Al riguardo preme citare la recentissima TAR Lombardia, Sez. Brescia, 21/3/2014 n. 156 relativa ai criteri per istituire il canone previsto dal Codice della Strada (ex art. 27 del Dlgs. 30 aprile 1992 n. 285, per l’uso o l’occupazione delle strade comunali in particolare per la posa delle reti per servizi pubblici.
“L’imposizione di prestazioni patrimoniali sui servizi a rete non deve trasformarsi in un dazio che ostacola e rende più onerosa la circolazione delle merci… Per evitare la qualificazione come tributo ambientale, il canone deve essere riferito a un uso particolare di uno specifico bene pubblico.

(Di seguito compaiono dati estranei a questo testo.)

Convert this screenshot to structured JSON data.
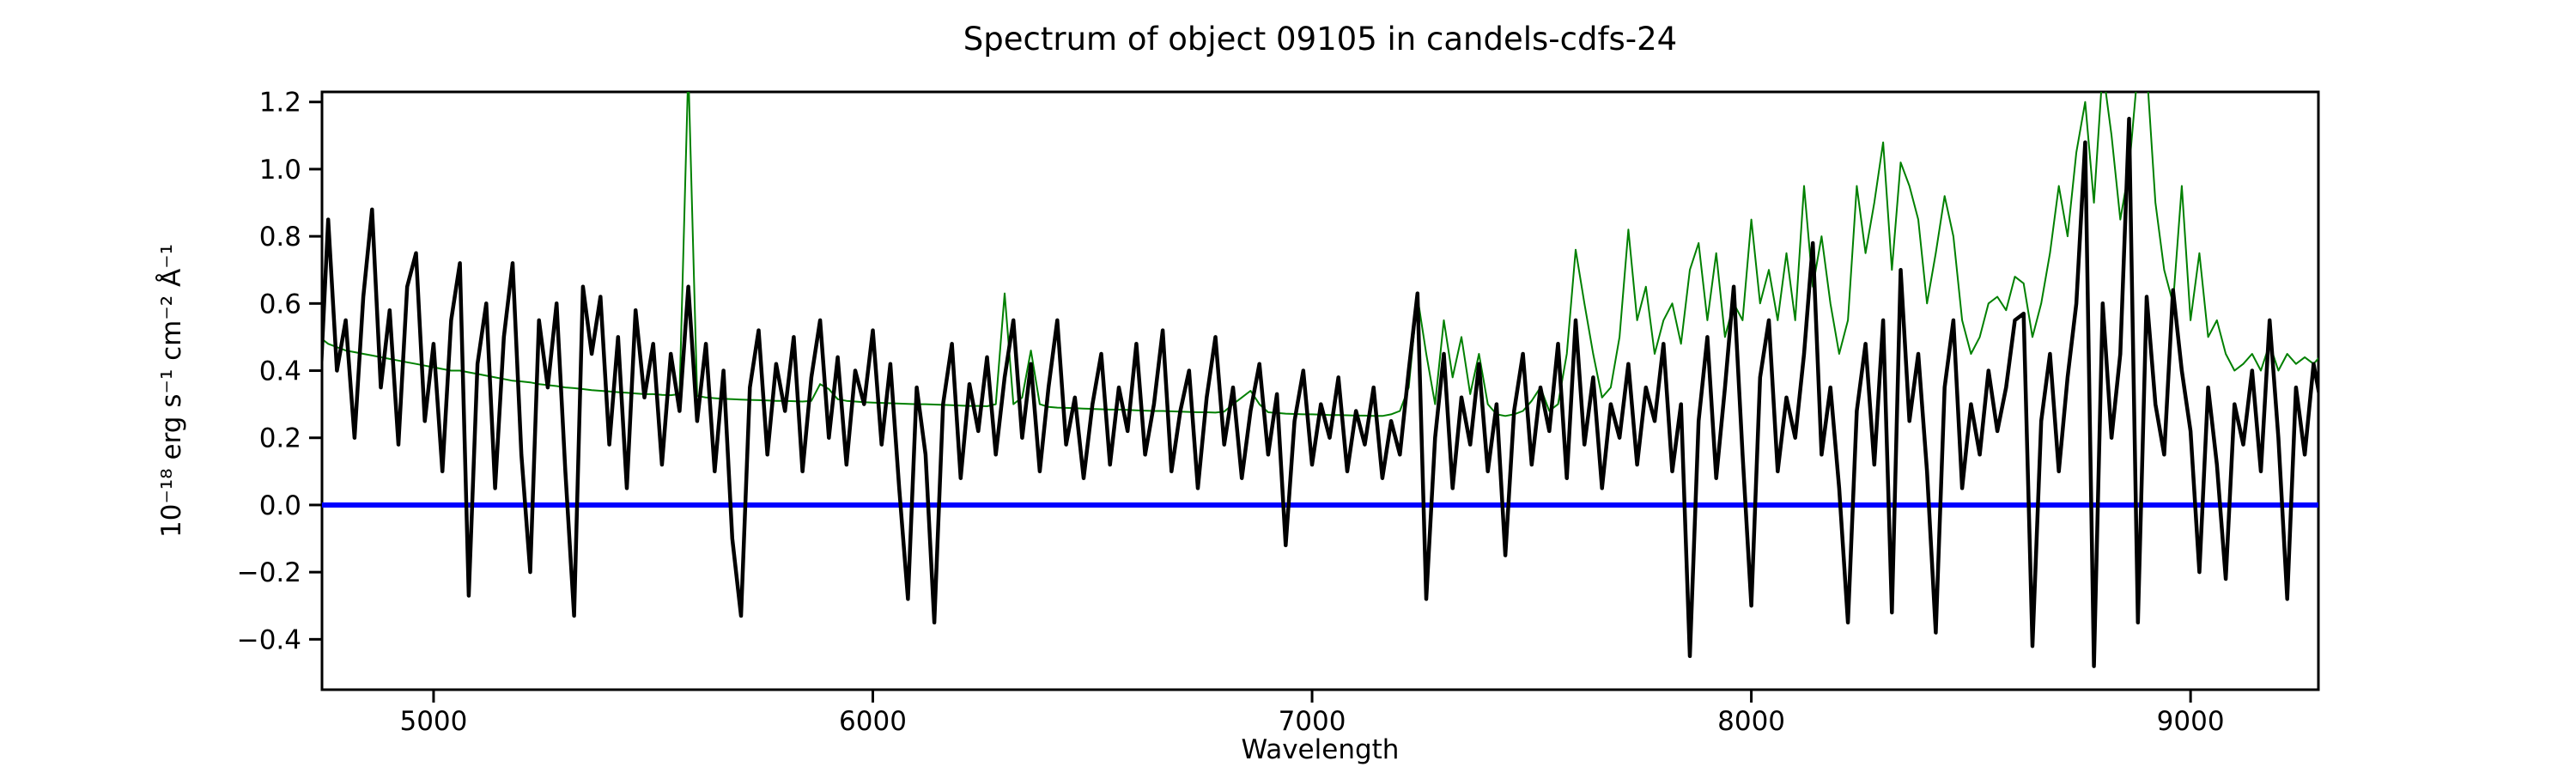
{
  "figure": {
    "title": "Spectrum of object 09105 in candels-cdfs-24"
  },
  "chart_data": {
    "type": "line",
    "title": "Spectrum of object 09105 in candels-cdfs-24",
    "xlabel": "Wavelength",
    "ylabel": "10⁻¹⁸ erg s⁻¹ cm⁻² Å⁻¹",
    "xlim": [
      4746,
      9291
    ],
    "ylim": [
      -0.55,
      1.23
    ],
    "x_ticks": [
      5000,
      6000,
      7000,
      8000,
      9000
    ],
    "x_tick_labels": [
      "5000",
      "6000",
      "7000",
      "8000",
      "9000"
    ],
    "y_ticks": [
      -0.4,
      -0.2,
      0,
      0.2,
      0.4,
      0.6,
      0.8,
      1,
      1.2
    ],
    "y_tick_labels": [
      "−0.4",
      "−0.2",
      "0.0",
      "0.2",
      "0.4",
      "0.6",
      "0.8",
      "1.0",
      "1.2"
    ],
    "grid": false,
    "legend": false,
    "background": "#ffffff",
    "wavelength_start": 4740,
    "wavelength_step": 20,
    "zero_line": {
      "y": 0,
      "color": "#0000ff",
      "linewidth": 6
    },
    "series": [
      {
        "name": "flux",
        "color": "#000000",
        "linewidth": 4.5,
        "values": [
          0.3,
          0.85,
          0.4,
          0.55,
          0.2,
          0.62,
          0.88,
          0.35,
          0.58,
          0.18,
          0.65,
          0.75,
          0.25,
          0.48,
          0.1,
          0.55,
          0.72,
          -0.27,
          0.42,
          0.6,
          0.05,
          0.5,
          0.72,
          0.15,
          -0.2,
          0.55,
          0.35,
          0.6,
          0.1,
          -0.33,
          0.65,
          0.45,
          0.62,
          0.18,
          0.5,
          0.05,
          0.58,
          0.32,
          0.48,
          0.12,
          0.45,
          0.28,
          0.65,
          0.25,
          0.48,
          0.1,
          0.4,
          -0.1,
          -0.33,
          0.35,
          0.52,
          0.15,
          0.42,
          0.28,
          0.5,
          0.1,
          0.38,
          0.55,
          0.2,
          0.44,
          0.12,
          0.4,
          0.3,
          0.52,
          0.18,
          0.42,
          0.05,
          -0.28,
          0.35,
          0.15,
          -0.35,
          0.3,
          0.48,
          0.08,
          0.36,
          0.22,
          0.44,
          0.15,
          0.38,
          0.55,
          0.2,
          0.42,
          0.1,
          0.35,
          0.55,
          0.18,
          0.32,
          0.08,
          0.3,
          0.45,
          0.12,
          0.35,
          0.22,
          0.48,
          0.15,
          0.3,
          0.52,
          0.1,
          0.28,
          0.4,
          0.05,
          0.32,
          0.5,
          0.18,
          0.35,
          0.08,
          0.28,
          0.42,
          0.15,
          0.33,
          -0.12,
          0.25,
          0.4,
          0.12,
          0.3,
          0.2,
          0.38,
          0.1,
          0.28,
          0.18,
          0.35,
          0.08,
          0.25,
          0.15,
          0.4,
          0.63,
          -0.28,
          0.2,
          0.45,
          0.05,
          0.32,
          0.18,
          0.42,
          0.1,
          0.3,
          -0.15,
          0.28,
          0.45,
          0.12,
          0.35,
          0.22,
          0.48,
          0.08,
          0.55,
          0.18,
          0.38,
          0.05,
          0.3,
          0.2,
          0.42,
          0.12,
          0.35,
          0.25,
          0.48,
          0.1,
          0.3,
          -0.45,
          0.25,
          0.5,
          0.08,
          0.35,
          0.65,
          0.15,
          -0.3,
          0.38,
          0.55,
          0.1,
          0.32,
          0.2,
          0.45,
          0.78,
          0.15,
          0.35,
          0.05,
          -0.35,
          0.28,
          0.48,
          0.12,
          0.55,
          -0.32,
          0.7,
          0.25,
          0.45,
          0.1,
          -0.38,
          0.35,
          0.55,
          0.05,
          0.3,
          0.15,
          0.4,
          0.22,
          0.35,
          0.55,
          0.57,
          -0.42,
          0.25,
          0.45,
          0.1,
          0.38,
          0.6,
          1.08,
          -0.48,
          0.6,
          0.2,
          0.45,
          1.15,
          -0.35,
          0.62,
          0.3,
          0.15,
          0.64,
          0.4,
          0.22,
          -0.2,
          0.35,
          0.12,
          -0.22,
          0.3,
          0.18,
          0.4,
          0.1,
          0.55,
          0.2,
          -0.28,
          0.35,
          0.15,
          0.42,
          0.28
        ]
      },
      {
        "name": "error",
        "color": "#008000",
        "linewidth": 2,
        "values": [
          0.5,
          0.48,
          0.47,
          0.46,
          0.455,
          0.45,
          0.445,
          0.44,
          0.435,
          0.43,
          0.425,
          0.42,
          0.415,
          0.41,
          0.405,
          0.4,
          0.4,
          0.395,
          0.39,
          0.385,
          0.38,
          0.375,
          0.37,
          0.368,
          0.365,
          0.36,
          0.357,
          0.354,
          0.35,
          0.348,
          0.345,
          0.342,
          0.34,
          0.338,
          0.336,
          0.334,
          0.332,
          0.33,
          0.33,
          0.328,
          0.327,
          0.33,
          1.3,
          0.325,
          0.32,
          0.318,
          0.316,
          0.315,
          0.314,
          0.313,
          0.312,
          0.311,
          0.31,
          0.31,
          0.309,
          0.308,
          0.31,
          0.36,
          0.345,
          0.315,
          0.31,
          0.308,
          0.306,
          0.305,
          0.304,
          0.303,
          0.302,
          0.301,
          0.3,
          0.3,
          0.299,
          0.298,
          0.297,
          0.296,
          0.295,
          0.295,
          0.294,
          0.3,
          0.63,
          0.3,
          0.32,
          0.46,
          0.3,
          0.292,
          0.29,
          0.289,
          0.288,
          0.287,
          0.286,
          0.285,
          0.284,
          0.284,
          0.283,
          0.282,
          0.281,
          0.28,
          0.28,
          0.279,
          0.278,
          0.277,
          0.276,
          0.276,
          0.275,
          0.278,
          0.3,
          0.32,
          0.34,
          0.3,
          0.276,
          0.274,
          0.272,
          0.271,
          0.27,
          0.27,
          0.269,
          0.268,
          0.268,
          0.267,
          0.266,
          0.266,
          0.265,
          0.265,
          0.27,
          0.28,
          0.35,
          0.62,
          0.45,
          0.3,
          0.55,
          0.38,
          0.5,
          0.33,
          0.45,
          0.3,
          0.27,
          0.265,
          0.27,
          0.28,
          0.31,
          0.35,
          0.28,
          0.3,
          0.45,
          0.76,
          0.6,
          0.45,
          0.32,
          0.35,
          0.5,
          0.82,
          0.55,
          0.65,
          0.45,
          0.55,
          0.6,
          0.48,
          0.7,
          0.78,
          0.55,
          0.75,
          0.5,
          0.6,
          0.55,
          0.85,
          0.6,
          0.7,
          0.55,
          0.75,
          0.55,
          0.95,
          0.65,
          0.8,
          0.6,
          0.45,
          0.55,
          0.95,
          0.75,
          0.9,
          1.08,
          0.7,
          1.02,
          0.95,
          0.85,
          0.6,
          0.75,
          0.92,
          0.8,
          0.55,
          0.45,
          0.5,
          0.6,
          0.62,
          0.58,
          0.68,
          0.66,
          0.5,
          0.6,
          0.75,
          0.95,
          0.8,
          1.05,
          1.2,
          0.9,
          1.3,
          1.1,
          0.85,
          1.0,
          1.3,
          1.3,
          0.9,
          0.7,
          0.6,
          0.95,
          0.55,
          0.75,
          0.5,
          0.55,
          0.45,
          0.4,
          0.42,
          0.45,
          0.4,
          0.48,
          0.4,
          0.45,
          0.42,
          0.44,
          0.42,
          0.45
        ]
      }
    ]
  }
}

Occorre inoltre che tale uso non sia già remunerato mediante altre prestazioni patrimoniali, perché se il canone costituisse mera duplicazione di queste ultime non potrebbe che essere considerato, per residualità, come tributo ambientale. Se l’atto di concessione del servizio prevede il pagamento di un canone, come nel caso della distribuzione del gas, il canone per l’uso o l’occupazione delle strade comunali può essere considerato assorbito solo se sia stato preso in considerazione come voce a sé dell’offerta (sotto forma di somma in aumento nella parte economica dell’offerta, o come equivalente monetario di prestazioni accessorie di manutenzione della rete stradale descritte nell’offerta tecnica). Diversamente, vi sono ancora margini per esigere un corrispettivo per l’uso particolare delle strade comunali; occorre però differenziare il canone dalla TOSAP/COSAP, che ha come presupposto l’occupazione di spazi pubblici. Non è sufficiente il fatto che la TOSAP/COSAP sia parametrata sul numero di utenze (v. art. 63 c. 2-f del Dlgs. 15 dicembre 1997 n. 446), né la mera sottrazione della TOSAP/COSAP al canone, ma è necessario individuare per quest’ultimo un’autonoma “base imponibile”.
I criteri per questa operazione sono contenuti nell’art. 27 c. 8 del codice della strada, la cui attuazione, mancando le direttive nazionali ex 67 c. 5 del DPR 495/1992, è rimessa all’iniziativa dei singoli enti proprietari delle strade. I criteri sono le soggezioni che derivano alla strada, il valore economico risultante dal provvedimento che autorizza l’occupazione, e il vantaggio che l’utente ne ricava. In sostanza sembra necessario individuare una quota del costo di manutenzione delle strade che possa essere riferita all’esclusivo vantaggio dei gestori dei servizi a rete e una quota dell’utile di questi ultimi (per l’attività di distribuzione svolta sul territorio comunale) che possa essere destinata a remunerare l’uso particolare delle strade, tenendo conto del risparmio conseguito rispetto alla collocazione delle reti al di fuori del tracciato stradale”.